A third option: Email through your hosting provider

If your website is hosted on a shared hosting plan through providers like Namecheap, Bluehost, or a local Nigerian host, there is a good chance email hosting is included. You can create you@yourdomain.com directly from the hosting control panel, usually cPanel, without paying anything extra.

The downside is reliability and deliverability. Shared hosting email is generally less reliable than Google Workspace or Zoho, more prone to landing in spam, and lacks the polished interface. It is worth knowing this option exists, especially for developers setting up basic sites for clients, but for a business that sends and receives meaningful volume of email, a dedicated email provider is the better long-term call.

The DNS records that actually make it work properly

This part is for the slightly more technical readers, developers setting this up for clients, or business owners who want to understand what is happening under the hood.

When you connect a custom email to any provider, you are not just flipping a switch. You are updating records in your domain's DNS, the system that tells the internet where to route things associated with your domain.

The three records that matter for email:

MX records tell the internet which server handles incoming email for your domain. When you set up Google Workspace or Zoho, they give you specific MX record values to add to your DNS. Without these, email sent to your address has nowhere to go.

SPF record is a TXT record that lists which servers are authorised to send email on behalf of your domain. It reduces the chance of your emails being marked as spam and prevents others from spoofing your domain address.

DKIM record adds a cryptographic signature to outgoing emails that receiving servers can verify. Think of it as a seal of authenticity on every email you send.

DMARC record ties SPF and DKIM together and tells receiving servers what to do if an email fails those checks. It also gives you reporting on who is sending email using your domain name.

Google Workspace and Zoho both provide the exact values for all of these records when you set up your account. You copy them into your DNS settings and within a few hours, sometimes up to 48 hours for full propagation, everything is working correctly.

Setting up all four is the difference between email that reliably reaches inboxes and email that occasionally vanishes into spam folders.


What to name your email address

A few practical thoughts on this since it comes up constantly.

hello@ and info@ are fine for general contact. name@ or firstname@ works well for individuals representing a brand. For a small team, support@, sales@, and accounts@ help route different types of messages cleanly.

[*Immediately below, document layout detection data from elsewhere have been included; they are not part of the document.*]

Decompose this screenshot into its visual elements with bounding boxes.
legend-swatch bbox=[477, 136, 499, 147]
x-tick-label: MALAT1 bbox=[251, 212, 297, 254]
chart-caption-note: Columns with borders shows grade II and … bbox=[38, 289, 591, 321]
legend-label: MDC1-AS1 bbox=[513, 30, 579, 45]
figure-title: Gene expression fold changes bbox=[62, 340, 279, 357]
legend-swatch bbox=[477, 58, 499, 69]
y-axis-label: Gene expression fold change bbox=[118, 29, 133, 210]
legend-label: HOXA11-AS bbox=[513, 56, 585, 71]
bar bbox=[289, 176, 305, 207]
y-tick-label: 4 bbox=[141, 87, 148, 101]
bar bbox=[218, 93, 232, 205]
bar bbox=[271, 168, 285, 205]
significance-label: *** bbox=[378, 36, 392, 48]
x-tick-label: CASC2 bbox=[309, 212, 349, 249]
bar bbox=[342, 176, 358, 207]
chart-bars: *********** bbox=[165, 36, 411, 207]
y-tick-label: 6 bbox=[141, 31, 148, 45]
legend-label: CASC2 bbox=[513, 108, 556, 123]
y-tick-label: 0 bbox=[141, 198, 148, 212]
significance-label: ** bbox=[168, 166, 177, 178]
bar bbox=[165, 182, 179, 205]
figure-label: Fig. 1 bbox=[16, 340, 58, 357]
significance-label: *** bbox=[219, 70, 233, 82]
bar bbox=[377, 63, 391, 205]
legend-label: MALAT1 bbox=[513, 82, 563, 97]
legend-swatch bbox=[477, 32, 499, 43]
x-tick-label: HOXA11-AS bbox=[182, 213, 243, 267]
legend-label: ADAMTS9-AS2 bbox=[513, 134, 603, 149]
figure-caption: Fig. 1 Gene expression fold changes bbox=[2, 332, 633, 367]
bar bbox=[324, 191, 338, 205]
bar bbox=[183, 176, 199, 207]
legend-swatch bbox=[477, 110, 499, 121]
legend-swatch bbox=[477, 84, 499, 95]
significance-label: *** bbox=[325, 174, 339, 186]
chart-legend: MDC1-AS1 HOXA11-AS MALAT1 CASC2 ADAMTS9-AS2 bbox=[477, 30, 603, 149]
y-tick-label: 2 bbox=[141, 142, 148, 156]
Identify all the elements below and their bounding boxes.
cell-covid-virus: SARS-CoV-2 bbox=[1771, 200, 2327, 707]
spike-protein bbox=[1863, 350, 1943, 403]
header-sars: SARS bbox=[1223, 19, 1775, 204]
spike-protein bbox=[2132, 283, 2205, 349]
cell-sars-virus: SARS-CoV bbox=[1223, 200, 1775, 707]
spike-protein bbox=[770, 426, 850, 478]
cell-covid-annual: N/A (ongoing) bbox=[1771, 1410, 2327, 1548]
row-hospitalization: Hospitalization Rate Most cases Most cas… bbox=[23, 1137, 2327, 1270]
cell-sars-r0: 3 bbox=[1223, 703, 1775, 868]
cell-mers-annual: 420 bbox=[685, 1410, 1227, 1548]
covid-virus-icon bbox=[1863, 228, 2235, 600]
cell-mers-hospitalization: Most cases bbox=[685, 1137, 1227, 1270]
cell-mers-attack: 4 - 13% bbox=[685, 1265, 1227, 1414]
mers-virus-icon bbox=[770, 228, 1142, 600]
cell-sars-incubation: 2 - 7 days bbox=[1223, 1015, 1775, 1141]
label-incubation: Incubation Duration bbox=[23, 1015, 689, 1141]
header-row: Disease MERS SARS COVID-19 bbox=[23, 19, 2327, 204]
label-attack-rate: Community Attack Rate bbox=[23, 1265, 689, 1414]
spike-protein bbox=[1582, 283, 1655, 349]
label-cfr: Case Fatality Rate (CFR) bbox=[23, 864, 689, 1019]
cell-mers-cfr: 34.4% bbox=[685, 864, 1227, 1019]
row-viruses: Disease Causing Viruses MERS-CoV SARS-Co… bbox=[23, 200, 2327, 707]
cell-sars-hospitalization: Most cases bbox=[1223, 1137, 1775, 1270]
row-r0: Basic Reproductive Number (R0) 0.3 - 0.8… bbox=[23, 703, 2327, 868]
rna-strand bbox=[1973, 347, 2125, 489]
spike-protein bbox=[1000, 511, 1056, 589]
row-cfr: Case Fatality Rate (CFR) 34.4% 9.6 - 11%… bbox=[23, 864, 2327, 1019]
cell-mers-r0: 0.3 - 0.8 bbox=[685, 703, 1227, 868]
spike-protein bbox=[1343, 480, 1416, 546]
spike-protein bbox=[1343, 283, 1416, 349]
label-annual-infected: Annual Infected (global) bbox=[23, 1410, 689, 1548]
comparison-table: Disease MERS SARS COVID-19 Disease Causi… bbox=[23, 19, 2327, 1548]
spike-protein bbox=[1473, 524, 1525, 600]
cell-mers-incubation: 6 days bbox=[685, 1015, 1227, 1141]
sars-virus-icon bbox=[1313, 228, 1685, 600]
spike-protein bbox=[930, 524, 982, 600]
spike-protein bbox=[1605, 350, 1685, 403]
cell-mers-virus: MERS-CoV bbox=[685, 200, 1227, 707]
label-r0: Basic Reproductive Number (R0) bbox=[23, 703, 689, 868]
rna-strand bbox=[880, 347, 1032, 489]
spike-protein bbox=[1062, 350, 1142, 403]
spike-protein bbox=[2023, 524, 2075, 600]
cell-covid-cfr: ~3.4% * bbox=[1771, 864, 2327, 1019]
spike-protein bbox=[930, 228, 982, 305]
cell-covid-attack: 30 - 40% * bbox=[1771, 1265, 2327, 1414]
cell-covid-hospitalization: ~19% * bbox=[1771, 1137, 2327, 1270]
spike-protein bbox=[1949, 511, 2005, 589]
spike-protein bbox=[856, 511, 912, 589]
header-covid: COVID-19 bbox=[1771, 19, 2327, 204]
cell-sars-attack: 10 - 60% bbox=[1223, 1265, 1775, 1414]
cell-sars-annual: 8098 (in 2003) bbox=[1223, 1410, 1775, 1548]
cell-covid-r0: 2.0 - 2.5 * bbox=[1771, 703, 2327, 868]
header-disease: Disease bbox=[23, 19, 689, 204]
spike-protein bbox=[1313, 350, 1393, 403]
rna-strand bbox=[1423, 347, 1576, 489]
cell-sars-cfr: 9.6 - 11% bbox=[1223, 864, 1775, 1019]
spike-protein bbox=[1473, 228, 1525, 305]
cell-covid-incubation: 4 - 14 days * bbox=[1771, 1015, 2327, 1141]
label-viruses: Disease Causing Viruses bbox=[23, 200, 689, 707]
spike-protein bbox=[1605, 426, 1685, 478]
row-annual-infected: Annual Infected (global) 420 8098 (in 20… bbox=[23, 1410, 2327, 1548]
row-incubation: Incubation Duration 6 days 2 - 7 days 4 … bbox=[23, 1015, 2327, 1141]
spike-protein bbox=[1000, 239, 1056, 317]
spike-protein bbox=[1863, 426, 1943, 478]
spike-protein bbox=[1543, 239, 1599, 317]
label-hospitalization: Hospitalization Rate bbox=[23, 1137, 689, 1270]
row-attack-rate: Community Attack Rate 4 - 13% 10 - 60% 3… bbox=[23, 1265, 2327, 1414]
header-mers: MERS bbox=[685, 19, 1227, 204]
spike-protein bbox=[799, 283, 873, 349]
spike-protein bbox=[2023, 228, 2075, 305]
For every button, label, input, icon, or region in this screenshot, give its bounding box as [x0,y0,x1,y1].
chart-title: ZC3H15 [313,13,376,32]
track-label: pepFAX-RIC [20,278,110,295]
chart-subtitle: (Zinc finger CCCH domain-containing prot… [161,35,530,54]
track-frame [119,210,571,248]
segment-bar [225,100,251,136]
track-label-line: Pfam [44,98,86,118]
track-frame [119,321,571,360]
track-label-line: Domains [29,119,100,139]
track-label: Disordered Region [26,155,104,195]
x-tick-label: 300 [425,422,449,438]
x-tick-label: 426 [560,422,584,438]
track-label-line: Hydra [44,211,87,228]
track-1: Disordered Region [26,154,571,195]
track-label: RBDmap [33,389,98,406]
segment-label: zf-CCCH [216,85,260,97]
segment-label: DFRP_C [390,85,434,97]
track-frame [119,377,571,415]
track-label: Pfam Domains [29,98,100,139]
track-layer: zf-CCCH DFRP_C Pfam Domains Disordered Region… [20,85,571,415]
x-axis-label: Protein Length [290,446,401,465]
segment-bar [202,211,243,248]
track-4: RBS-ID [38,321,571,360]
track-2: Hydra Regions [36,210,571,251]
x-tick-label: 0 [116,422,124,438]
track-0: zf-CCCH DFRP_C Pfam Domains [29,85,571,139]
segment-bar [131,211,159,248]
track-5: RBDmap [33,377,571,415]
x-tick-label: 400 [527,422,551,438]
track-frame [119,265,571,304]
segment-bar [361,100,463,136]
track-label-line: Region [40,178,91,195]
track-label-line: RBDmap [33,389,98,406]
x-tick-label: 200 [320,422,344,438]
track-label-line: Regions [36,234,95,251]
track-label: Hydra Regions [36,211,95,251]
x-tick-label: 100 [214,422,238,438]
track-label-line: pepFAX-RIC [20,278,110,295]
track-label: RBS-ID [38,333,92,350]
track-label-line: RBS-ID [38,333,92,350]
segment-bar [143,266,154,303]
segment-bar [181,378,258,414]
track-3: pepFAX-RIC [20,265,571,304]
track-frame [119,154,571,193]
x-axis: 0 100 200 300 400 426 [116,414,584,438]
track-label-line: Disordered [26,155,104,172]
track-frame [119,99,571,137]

Avoid anything that includes numbers or looks like a username you created in secondary school. ceo2024@yourbusiness.com undermines the professionalism the whole exercise is meant to create.

If you are a solo operator, yourname@yourbusiness.com is clean, personal, and professional. It tells the recipient exactly who they are talking to without hiding behind a generic inbox.

One thing to do before anything else

Before you set up the email, make sure you own your domain. The email address is built on top of the domain. If your developer currently holds your domain in their account rather than yours, sort that out first.

If you do not have a domain yet, register one before setting up any email provider. Your domain name and your email address should match your business name as closely as possible.

For businesses we build websites for at Stampl, we cover domain ownership and professional email setup as part of the conversation from the start. If you are building something new or want to make sure the foundation is right, start here or get in touch and we will walk through it with you.

The short version

A business email on your own domain takes an afternoon to set up, costs very little, and quietly signals to every person you email that you are operating a real business. Google Workspace is the most reliable option. Zoho Mail is a solid free alternative to start with. Either way, add your SPF, DKIM, and DMARC records properly and your emails will land where they are supposed to.

It is one of those small things that does not feel urgent until you realise how many subtle impressions it has already made.